Giornata Internazionale dei Popoli Indigeni

Giornata Internazionale dei Popoli Indigeni
«I popoli indigeni nel mondo hanno conservato gran parte della storia culturale dell’umanità. Essi parlano la maggior parte delle lingue del mondo e hanno ereditato e trasmesso un bagaglio di conoscenze, forme artistiche, tradizioni culturali e religiose. In questa Giornata Internazionale dei Popoli Indigeni rinnoviamo il nostro impegno in favore del loro interesse». Con queste parole il Segretario Generale dell’Onu Ban Ki-moon ha ricordato le celebrazioni per la giornata dedicata ogni anno alle popolazioni indigene, cui appartengono secondo alcune stime 370 milioni di persone sparse in tutti i continenti.
Pur ricordando i passi avanti fatti in loro difesa, Ban Ki-moon ha sottolineato diverse problematiche ancora da affrontare: «I popoli indigeni sono ancora vittime del razzismo, delle cattive condizioni di salute e della povertà estrema.
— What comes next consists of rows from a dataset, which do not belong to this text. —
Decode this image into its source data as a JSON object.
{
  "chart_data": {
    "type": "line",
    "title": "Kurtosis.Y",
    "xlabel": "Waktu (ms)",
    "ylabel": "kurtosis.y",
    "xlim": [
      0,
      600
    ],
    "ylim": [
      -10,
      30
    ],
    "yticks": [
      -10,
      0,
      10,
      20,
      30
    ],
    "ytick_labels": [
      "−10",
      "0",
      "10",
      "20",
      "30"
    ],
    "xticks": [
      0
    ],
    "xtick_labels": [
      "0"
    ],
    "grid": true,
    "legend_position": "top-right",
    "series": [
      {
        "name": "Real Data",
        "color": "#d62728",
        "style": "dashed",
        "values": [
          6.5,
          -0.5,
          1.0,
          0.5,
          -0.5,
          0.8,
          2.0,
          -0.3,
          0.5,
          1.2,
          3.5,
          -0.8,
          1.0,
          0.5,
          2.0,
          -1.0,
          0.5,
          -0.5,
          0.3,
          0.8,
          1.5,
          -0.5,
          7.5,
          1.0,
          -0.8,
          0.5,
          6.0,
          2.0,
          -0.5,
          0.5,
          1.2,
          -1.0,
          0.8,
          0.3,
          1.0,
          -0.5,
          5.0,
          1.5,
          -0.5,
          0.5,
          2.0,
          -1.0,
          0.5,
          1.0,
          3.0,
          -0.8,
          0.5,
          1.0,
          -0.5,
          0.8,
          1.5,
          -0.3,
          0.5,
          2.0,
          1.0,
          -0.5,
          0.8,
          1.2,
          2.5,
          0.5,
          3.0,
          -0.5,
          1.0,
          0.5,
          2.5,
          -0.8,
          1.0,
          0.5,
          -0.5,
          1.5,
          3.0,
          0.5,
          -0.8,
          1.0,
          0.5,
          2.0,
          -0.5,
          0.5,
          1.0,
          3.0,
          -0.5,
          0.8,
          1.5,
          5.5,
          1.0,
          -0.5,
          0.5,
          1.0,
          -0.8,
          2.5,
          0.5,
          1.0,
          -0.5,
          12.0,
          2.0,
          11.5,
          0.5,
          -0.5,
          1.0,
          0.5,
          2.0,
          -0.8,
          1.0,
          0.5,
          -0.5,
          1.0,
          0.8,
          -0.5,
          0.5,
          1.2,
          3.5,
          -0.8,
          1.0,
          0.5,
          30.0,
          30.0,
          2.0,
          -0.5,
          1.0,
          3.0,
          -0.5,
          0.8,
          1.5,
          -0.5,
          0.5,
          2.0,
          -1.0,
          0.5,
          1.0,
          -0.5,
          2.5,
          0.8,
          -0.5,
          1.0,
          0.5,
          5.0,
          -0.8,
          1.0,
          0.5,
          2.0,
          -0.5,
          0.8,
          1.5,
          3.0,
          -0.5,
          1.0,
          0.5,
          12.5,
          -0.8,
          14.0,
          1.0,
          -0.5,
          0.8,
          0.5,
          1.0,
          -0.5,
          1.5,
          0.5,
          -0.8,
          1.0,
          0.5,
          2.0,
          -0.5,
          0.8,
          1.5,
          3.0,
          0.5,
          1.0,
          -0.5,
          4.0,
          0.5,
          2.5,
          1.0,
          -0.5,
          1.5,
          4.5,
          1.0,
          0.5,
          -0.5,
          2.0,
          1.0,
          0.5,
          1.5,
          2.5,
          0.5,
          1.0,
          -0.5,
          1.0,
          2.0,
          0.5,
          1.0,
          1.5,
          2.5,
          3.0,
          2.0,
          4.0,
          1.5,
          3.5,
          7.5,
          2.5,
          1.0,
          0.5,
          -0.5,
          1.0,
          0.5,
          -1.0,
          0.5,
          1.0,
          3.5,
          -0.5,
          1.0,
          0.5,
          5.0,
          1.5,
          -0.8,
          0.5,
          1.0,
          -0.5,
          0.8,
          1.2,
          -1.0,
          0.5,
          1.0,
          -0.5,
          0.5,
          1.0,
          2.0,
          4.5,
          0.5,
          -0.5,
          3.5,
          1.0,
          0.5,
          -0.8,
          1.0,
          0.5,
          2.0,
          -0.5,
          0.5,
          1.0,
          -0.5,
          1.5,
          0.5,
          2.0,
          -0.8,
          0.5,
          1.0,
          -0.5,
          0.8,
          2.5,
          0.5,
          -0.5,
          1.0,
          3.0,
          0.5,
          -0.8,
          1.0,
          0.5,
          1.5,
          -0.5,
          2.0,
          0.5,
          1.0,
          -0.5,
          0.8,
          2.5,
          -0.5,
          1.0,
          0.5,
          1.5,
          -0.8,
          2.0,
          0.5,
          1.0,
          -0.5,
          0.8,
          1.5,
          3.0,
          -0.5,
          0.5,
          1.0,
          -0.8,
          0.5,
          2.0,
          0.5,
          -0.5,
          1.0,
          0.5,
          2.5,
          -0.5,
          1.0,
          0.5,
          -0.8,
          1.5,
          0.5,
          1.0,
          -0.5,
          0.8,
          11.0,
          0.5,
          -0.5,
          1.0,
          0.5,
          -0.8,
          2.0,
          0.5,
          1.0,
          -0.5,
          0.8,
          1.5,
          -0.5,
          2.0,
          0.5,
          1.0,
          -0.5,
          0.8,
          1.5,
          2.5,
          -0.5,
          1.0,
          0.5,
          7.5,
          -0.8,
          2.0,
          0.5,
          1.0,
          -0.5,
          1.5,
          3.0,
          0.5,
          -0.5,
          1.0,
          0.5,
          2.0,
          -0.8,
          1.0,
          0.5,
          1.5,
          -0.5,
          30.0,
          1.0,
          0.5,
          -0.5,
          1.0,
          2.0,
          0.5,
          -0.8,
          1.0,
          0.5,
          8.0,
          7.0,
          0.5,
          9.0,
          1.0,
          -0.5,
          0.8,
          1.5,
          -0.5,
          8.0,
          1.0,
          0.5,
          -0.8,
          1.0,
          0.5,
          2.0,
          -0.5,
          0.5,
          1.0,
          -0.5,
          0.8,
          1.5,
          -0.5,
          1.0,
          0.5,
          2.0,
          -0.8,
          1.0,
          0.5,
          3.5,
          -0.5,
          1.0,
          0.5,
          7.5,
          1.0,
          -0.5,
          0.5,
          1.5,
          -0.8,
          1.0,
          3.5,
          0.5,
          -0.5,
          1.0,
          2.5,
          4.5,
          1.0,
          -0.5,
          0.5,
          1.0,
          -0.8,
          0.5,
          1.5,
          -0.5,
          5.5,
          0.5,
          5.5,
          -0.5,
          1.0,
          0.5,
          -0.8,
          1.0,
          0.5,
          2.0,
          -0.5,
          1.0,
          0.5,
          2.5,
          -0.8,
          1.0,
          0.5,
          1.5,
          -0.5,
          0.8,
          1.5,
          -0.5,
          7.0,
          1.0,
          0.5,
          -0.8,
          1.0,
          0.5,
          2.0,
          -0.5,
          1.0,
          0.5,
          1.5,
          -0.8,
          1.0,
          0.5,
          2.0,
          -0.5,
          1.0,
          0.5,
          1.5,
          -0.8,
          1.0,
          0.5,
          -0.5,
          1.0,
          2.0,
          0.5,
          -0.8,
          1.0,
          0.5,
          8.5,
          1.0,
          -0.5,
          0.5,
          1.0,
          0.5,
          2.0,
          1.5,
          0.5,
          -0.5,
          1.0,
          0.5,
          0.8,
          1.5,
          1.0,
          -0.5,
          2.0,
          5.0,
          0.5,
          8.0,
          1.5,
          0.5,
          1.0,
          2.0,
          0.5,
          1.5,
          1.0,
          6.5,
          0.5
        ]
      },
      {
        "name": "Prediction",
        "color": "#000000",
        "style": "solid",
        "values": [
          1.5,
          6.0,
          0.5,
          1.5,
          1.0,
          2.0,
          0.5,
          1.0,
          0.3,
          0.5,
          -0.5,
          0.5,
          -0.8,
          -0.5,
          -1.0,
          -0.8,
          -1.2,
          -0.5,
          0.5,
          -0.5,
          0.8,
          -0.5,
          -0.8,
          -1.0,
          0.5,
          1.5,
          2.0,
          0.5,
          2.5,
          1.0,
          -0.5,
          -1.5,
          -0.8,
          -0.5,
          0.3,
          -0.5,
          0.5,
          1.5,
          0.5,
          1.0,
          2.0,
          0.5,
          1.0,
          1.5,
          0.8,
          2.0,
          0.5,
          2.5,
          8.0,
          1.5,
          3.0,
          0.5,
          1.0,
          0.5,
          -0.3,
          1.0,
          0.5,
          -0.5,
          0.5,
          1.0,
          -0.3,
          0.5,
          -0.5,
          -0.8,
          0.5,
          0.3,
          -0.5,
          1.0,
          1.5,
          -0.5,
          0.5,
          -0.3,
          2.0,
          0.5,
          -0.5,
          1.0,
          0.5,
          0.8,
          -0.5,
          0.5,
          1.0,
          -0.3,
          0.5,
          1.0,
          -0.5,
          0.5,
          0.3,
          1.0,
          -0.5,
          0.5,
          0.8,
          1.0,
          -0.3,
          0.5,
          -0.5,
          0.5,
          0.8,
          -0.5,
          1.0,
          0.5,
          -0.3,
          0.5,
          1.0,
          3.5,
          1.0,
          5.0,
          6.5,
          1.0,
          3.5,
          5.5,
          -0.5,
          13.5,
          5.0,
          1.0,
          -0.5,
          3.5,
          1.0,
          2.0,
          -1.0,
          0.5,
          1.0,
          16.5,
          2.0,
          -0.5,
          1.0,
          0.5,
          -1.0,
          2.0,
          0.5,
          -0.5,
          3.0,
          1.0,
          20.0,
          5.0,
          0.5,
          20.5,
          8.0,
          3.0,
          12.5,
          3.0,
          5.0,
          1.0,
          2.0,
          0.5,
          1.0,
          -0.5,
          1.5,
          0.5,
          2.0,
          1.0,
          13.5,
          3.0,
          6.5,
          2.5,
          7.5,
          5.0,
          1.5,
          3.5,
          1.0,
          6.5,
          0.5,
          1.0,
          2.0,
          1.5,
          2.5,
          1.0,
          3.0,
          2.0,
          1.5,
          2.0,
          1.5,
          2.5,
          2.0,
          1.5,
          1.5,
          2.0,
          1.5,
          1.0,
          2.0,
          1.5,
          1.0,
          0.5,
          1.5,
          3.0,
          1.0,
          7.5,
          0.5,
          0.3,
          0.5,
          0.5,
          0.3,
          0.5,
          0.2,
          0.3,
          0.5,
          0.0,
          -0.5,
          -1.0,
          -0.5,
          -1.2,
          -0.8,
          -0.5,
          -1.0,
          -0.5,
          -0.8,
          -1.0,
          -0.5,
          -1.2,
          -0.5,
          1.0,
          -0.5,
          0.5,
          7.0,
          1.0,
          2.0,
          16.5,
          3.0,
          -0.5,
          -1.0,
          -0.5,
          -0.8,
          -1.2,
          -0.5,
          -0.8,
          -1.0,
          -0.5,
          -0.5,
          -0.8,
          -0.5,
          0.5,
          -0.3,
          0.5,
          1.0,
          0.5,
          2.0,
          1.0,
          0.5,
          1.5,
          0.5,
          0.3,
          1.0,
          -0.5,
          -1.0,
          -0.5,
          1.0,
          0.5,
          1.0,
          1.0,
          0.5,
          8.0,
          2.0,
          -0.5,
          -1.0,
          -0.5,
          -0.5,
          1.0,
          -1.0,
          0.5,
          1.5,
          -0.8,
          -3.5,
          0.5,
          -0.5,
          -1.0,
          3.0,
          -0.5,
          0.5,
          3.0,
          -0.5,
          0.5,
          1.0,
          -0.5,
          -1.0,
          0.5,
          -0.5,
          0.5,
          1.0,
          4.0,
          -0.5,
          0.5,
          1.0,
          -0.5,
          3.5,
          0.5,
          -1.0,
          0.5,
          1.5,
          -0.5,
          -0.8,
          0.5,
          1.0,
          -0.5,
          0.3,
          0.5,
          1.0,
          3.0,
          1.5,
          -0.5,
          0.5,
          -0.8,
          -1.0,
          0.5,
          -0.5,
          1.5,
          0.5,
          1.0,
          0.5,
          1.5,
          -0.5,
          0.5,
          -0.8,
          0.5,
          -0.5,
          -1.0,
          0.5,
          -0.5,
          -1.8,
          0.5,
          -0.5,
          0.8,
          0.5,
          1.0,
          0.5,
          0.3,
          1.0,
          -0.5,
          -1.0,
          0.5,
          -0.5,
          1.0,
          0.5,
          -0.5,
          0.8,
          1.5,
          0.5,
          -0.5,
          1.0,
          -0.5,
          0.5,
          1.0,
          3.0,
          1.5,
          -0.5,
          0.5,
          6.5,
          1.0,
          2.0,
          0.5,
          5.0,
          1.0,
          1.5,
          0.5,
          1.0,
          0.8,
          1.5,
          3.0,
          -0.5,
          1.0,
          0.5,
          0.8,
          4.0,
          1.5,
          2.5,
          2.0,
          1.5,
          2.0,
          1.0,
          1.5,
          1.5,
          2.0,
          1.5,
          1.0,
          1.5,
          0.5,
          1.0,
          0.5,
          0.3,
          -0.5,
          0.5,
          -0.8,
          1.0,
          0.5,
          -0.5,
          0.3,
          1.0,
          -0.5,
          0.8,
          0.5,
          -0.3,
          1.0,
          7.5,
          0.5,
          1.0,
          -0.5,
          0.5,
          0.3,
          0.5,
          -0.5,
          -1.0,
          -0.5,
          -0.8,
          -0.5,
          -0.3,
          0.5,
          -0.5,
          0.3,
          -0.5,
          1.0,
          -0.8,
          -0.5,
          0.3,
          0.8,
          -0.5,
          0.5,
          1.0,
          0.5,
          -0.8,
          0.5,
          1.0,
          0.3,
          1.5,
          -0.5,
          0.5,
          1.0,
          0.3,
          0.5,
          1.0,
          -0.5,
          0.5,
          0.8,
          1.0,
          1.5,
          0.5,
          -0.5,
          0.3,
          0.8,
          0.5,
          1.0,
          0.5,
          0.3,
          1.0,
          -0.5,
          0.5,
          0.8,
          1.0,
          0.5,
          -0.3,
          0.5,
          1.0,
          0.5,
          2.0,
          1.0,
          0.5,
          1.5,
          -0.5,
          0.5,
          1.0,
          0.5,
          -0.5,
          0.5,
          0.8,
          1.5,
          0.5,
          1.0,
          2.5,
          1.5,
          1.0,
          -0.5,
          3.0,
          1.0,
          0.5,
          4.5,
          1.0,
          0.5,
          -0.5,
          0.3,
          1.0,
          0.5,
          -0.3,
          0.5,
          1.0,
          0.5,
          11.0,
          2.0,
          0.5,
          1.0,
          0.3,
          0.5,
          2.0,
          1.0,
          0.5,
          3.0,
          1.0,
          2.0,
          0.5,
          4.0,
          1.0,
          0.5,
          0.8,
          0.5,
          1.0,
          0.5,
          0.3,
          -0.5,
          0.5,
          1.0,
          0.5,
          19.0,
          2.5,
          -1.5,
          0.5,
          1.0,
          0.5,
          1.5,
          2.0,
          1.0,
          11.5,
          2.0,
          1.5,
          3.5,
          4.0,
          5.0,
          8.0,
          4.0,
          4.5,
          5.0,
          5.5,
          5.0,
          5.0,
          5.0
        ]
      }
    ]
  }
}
In molte società le loro lingue, religioni e tradizioni culturali sono stigmatizzate ed esecrate».
Pubblicato lo scorso gennaio, il primo rapporto in assoluto delle Nazioni Unite sullo stato dei popoli indigeni ha mostrato statistiche allarmanti. In alcuni Paesi sono 600 volte più esposti al rischio di contrarre la tubercolosi rispetto al resto della popolazione. In altri invece un indigeno muore 20 anni prima rispetto a un suo compatriota non indigeno.
Sul contributo che queste popolazioni possono dare allo sviluppo umano, si è soffermata Antonella Cordone, coordinatrice delle questioni indigene e tribali per il Fondo Internazionale per lo sviluppo agricolo: «I popoli indigeni sono custodi e gestori delle nostre risorse naturali. Nel corso dei secoli hanno imparato ad adattarsi alle nuove sfide ambientali e hanno una memoria ancestrale unica che può aiutare a trovare risposte al cambiamento climatico».
La Giornata si è celebrata ieri, in concomitanza con l’anniversario della Convenzione 169 dell’Organizzazione internazionale del lavoro, l’unica legislazione che riconosce e protegge i diritti territoriali delle comunità native e tribali, siglata però da appena una ventina di Paesi.
Anche Slow Food riconosce il ruolo fondamentale della popolazioni indigene, portatrici di identità culturali e linguistiche. E proprio la quarta edizione di Terra Madre (a Torino dal 21 al 25 Ottobre) sarà incentrata sulla salvaguardia delle etnie, delle lingue autoctone, sulla valorizzazione dei valori dell’oralità e della memoria. I protagonisti della giornata di apertura rappresenteranno alcune tra le più significative comunità indigene del mondo (americane, asiatiche, africane ed europee) e i discorsi della cerimonia saranno pronunciati nella loro lingua madre.